O presidente dos Estados Unidos, Donald Trump, proferiu declarações contundentes nesta terça-feira (7), ameaçando a destruição de uma civilização com cerca de 3 mil anos de história caso o Irã não reabra o Estreito de Ormuz. A fala, que evoca a possibilidade de um crime de genocídio, gerou forte repercussão e preocupação no cenário internacional.

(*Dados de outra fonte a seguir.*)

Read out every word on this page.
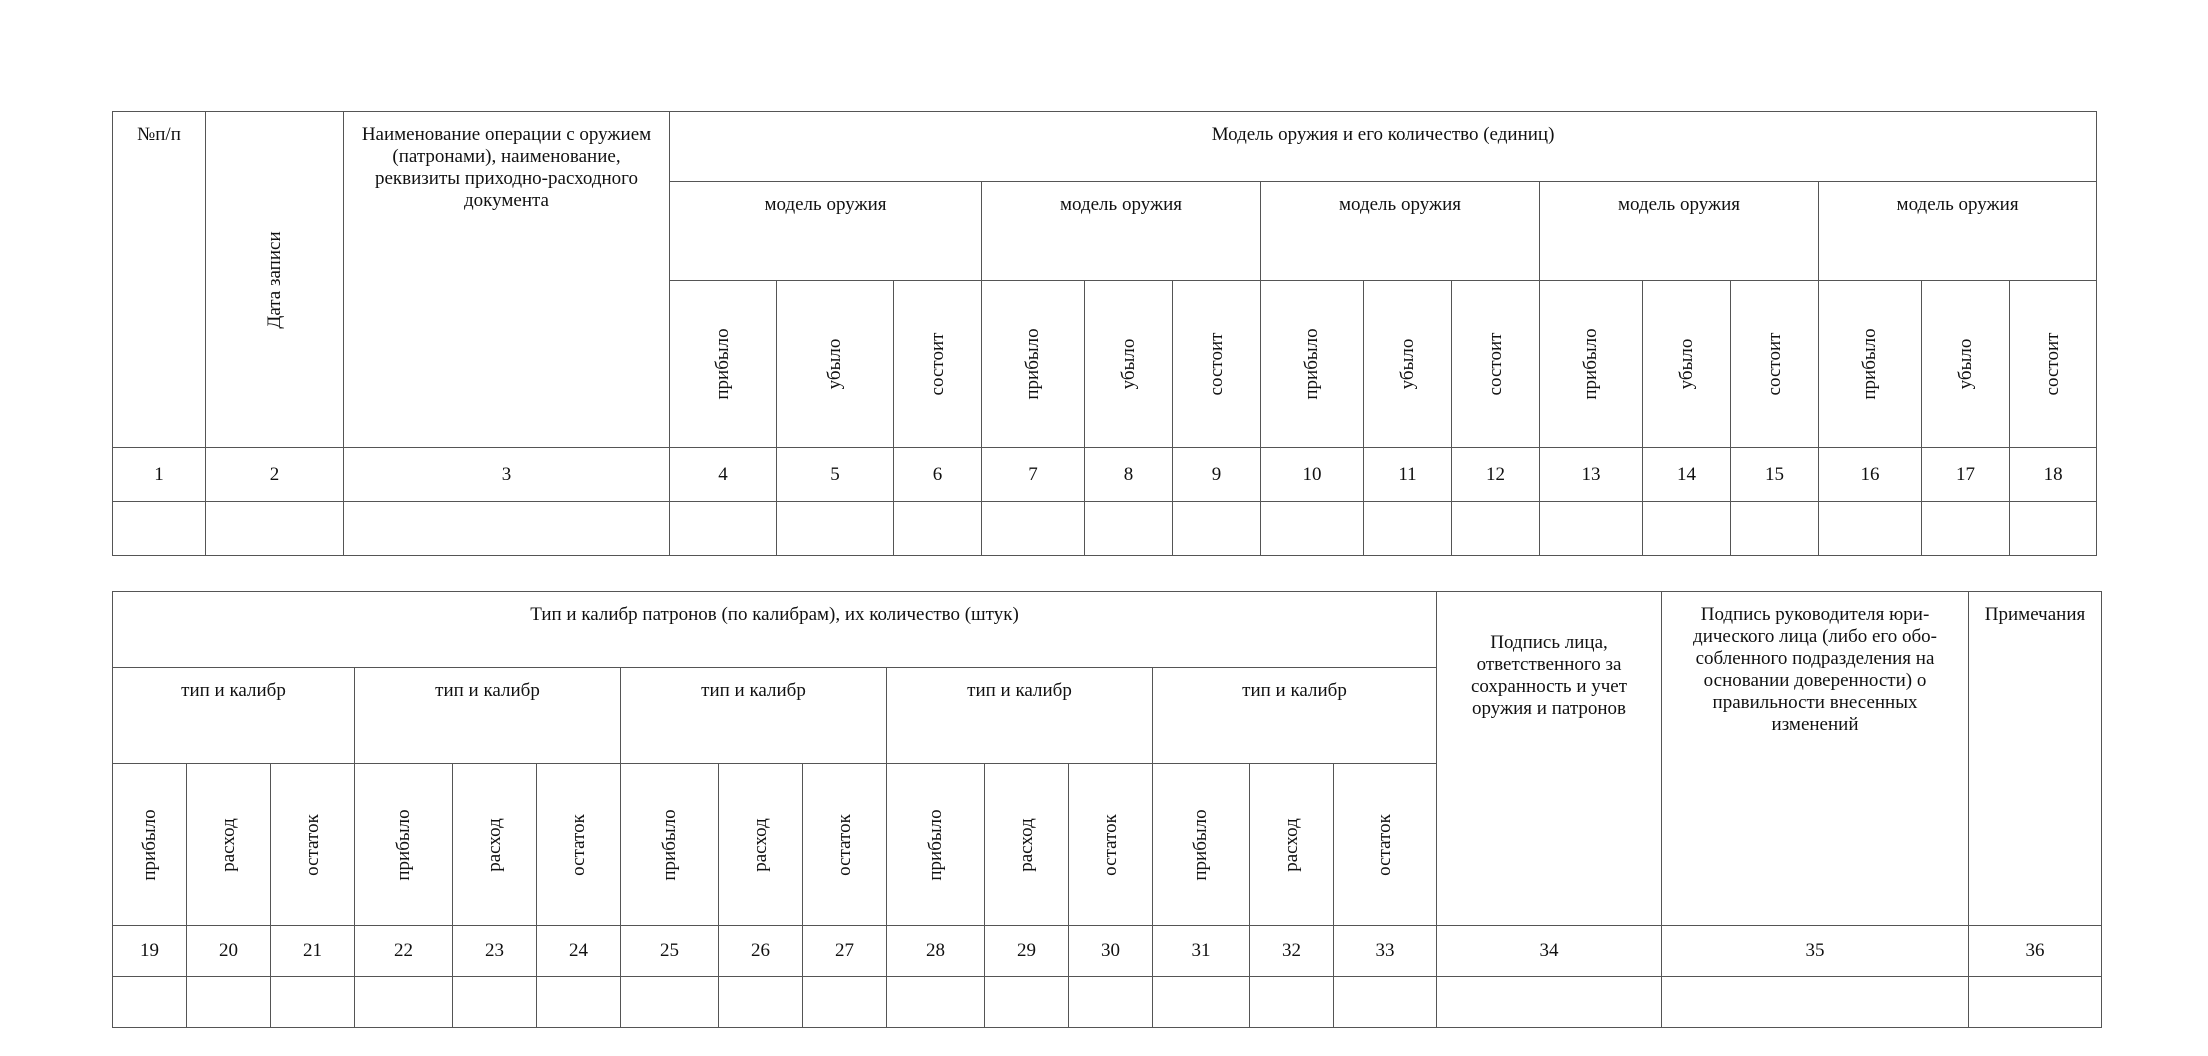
№п/п	Дата записи	Наименование операции с оружием (патронами), наименование, реквизиты приходно-расходного документа	Модель оружия и его количество (единиц)														
			модель оружия			модель оружия			модель оружия			модель оружия			модель оружия		

			прибыло	убыло	состоит	прибыло	убыло	состоит	прибыло	убыло	состоит	прибыло	убыло	состоит	прибыло	убыло	состоит

1	2	3	4	5	6	7	8	9	10	11	12	13	14	15	16	17	18

Тип и калибр патронов (по калибрам), их количество (штук)															Подпись лица, ответственного за сохранность и учет оружия и патронов	Подпись руководителя юри-дического лица (либо его обо-собленного подразделения на основании доверенности) о правильности внесенных изменений	Примечания
тип и калибр			тип и калибр			тип и калибр			тип и калибр			тип и калибр					

прибыло	расход	остаток	прибыло	расход	остаток	прибыло	расход	остаток	прибыло	расход	остаток	прибыло	расход	остаток			

19	20	21	22	23	24	25	26	27	28	29	30	31	32	33	34	35	36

A civilização persa, da qual o Irã é herdeiro, possui um legado cultural, filosófico e científico inestimável, com uma trajetória que remonta a pelo menos 2.500 anos. As ameaças de Trump de reduzir o país à “idade das pedras” e de que “uma civilização inteira morrerá esta noite, para nunca mais ser ressuscitada” vão de encontro aos princípios do direito internacional, segundo especialistas.
Gustavo Vieira, professor de direito internacional da Unila, classificou as ameaças como “gravíssimas” e um risco à paz mundial. Ele ressaltou que tais declarações configuram uma ameaça de crime de genocídio e crimes contra a humanidade, normatizados pelo Estatuto do Tribunal Penal Internacional. Convenções internacionais, como a de Genebra, proíbem ataques a civis e infraestruturas e exigem proporcionalidade nas ações militares.

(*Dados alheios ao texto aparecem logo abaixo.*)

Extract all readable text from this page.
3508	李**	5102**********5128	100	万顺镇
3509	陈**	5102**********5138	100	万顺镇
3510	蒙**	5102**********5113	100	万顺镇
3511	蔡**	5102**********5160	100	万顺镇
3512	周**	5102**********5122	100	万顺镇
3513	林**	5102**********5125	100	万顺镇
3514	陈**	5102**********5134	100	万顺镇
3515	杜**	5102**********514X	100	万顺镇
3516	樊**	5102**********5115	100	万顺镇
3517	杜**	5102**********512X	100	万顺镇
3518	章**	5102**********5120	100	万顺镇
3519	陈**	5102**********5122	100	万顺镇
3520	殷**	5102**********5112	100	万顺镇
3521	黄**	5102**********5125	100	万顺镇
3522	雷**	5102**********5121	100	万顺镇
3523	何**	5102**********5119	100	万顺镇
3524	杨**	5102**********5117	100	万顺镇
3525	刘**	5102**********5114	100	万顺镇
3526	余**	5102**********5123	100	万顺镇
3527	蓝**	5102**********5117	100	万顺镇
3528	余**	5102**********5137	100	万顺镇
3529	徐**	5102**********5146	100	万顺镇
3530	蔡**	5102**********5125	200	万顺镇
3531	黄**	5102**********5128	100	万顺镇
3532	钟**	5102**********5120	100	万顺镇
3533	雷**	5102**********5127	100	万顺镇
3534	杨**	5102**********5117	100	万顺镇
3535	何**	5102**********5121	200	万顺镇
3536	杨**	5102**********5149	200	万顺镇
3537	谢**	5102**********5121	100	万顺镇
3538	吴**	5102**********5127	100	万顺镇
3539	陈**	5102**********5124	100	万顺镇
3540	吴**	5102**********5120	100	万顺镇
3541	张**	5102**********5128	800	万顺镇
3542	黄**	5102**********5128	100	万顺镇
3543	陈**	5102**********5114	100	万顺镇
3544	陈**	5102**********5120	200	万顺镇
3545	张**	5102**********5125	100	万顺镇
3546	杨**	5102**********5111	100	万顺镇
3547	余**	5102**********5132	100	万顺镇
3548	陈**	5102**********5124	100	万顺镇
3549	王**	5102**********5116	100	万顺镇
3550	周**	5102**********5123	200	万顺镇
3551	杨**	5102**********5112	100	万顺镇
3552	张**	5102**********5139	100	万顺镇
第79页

Elaini Silva, professora de direito internacional da PUC-SP, também criticou as declarações, afirmando que elas violam a Carta da ONU e representam a “imagem da barbárie”. Ela enfatizou que a ameaça de extermínio de um povo pode acarretar responsabilidade pessoal para os governantes.
O antropólogo Paulo Hilu, da UFF, apontou que, paradoxalmente, as ameaças de guerra e retórica agressiva por parte dos EUA podem fortalecer a identidade nacional iraniana e o apoio ao regime, dada a forte consciência nacional da população. Hilu também mencionou que, mesmo sem a concretização da guerra, a destruição já é uma realidade, com a Unesco reportando danos a cerca de 160 monumentos históricos iranianos devido a ataques anteriores dos EUA e Israel.
Questionado sobre a possibilidade de suas declarações configurarem um crime de guerra, Trump evitou responder diretamente, mudando de assunto. Em outra ocasião, ao ser questionado sobre a violação do direito internacional ao ameaçar atacar infraestruturas civis, o presidente americano acusou o New York Times de “falta de credibilidade”, reiterando a justificativa de impedir o desenvolvimento de armas nucleares pelo Irã, apesar de relatórios de inteligência dos EUA apontarem o contrário.
Em sua postagem, Trump expressou que não deseja que tais eventos ocorram, mas que “provavelmente acontecerão”, descrevendo o momento como “um dos mais importantes da longa e complexa história do mundo”. De forma contraditória, ele encerrou o comunicado pedindo a Deus para abençoar “o grande povo do Irã”.
O professor Gustavo Vieira comparou a retórica de Trump a outros conflitos, destacando que a novidade reside no desrespeito “aberto e reiterado” ao direito internacional. Ele lembrou que o direito internacional foi construído com base em sofrimento e em busca de superar o imperialismo, e que as ações de Trump representam um retrocesso preocupante.